MULTIFRACTALITY AND LONG-RANGE DEPENDENCE OF ASSET RETURNS: THE SCALING BEHAVIOR OF THE MARKOV-SWITCHING MULTIFRACTAL MODEL WITH LOGNORMAL VOLATILITY COMPONENTS
Ruipeng Liu,
T. Di Matteo () and
Thomas Lux ()
Additional contact information T. Di Matteo: Department of Applied Mathematics, Research School of Physical Sciences and Engineering, The Australian National University, Canberra, ACT 0200, Australia
Thomas Lux: Department of Economics, University of Kiel, 24118 Kiel, Germany; Institute for the World Economy, Düsternbrooker Weg 120, 24105 Kiel, Germany
Abstract:
In this paper, we consider daily financial data from various sources (stock market indices, foreign exchange rates and bonds) and analyze their multiscaling properties by estimating the parameters of a Markov-switching multifractal (MSM) model with Lognormal volatility components.
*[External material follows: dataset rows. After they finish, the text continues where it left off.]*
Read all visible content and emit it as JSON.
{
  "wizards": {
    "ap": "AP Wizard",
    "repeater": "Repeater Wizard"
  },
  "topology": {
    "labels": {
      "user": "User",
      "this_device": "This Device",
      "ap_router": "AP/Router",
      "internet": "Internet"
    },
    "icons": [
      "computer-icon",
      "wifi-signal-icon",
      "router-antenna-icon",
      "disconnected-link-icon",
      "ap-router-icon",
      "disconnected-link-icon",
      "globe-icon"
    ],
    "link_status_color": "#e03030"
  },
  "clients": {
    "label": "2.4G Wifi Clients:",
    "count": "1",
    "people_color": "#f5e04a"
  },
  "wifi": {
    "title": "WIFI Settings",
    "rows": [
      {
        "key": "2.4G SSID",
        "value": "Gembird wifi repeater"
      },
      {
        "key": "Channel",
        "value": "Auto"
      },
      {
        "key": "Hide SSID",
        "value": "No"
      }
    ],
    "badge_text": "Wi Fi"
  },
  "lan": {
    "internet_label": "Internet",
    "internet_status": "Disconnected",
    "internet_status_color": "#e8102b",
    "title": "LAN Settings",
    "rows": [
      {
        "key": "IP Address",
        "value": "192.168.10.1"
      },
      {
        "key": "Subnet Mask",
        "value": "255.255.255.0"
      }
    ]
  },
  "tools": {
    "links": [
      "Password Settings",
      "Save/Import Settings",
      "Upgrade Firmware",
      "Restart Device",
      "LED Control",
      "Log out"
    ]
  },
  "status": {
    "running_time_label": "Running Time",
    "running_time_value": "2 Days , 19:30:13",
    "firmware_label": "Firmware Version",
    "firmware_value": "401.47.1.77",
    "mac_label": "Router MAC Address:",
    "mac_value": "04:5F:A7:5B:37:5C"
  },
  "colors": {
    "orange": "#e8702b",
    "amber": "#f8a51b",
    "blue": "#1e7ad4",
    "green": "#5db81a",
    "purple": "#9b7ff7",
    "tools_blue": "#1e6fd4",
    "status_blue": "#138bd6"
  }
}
In order to see how well estimated models capture the temporal dependency of the empirical data, we estimate and compare (generalized) Hurst exponents for both empirical data and simulated MSM models. In general, the Lognormal MSM models generate "apparent" long memory in good agreement with empirical scaling provided that one uses sufficiently many volatility components. In comparison with a Binomial MSM specification [11], results are almost identical. This suggests that a parsimonious discrete specification is flexible enough and the gain from adopting the continuous Lognormal distribution is very limited.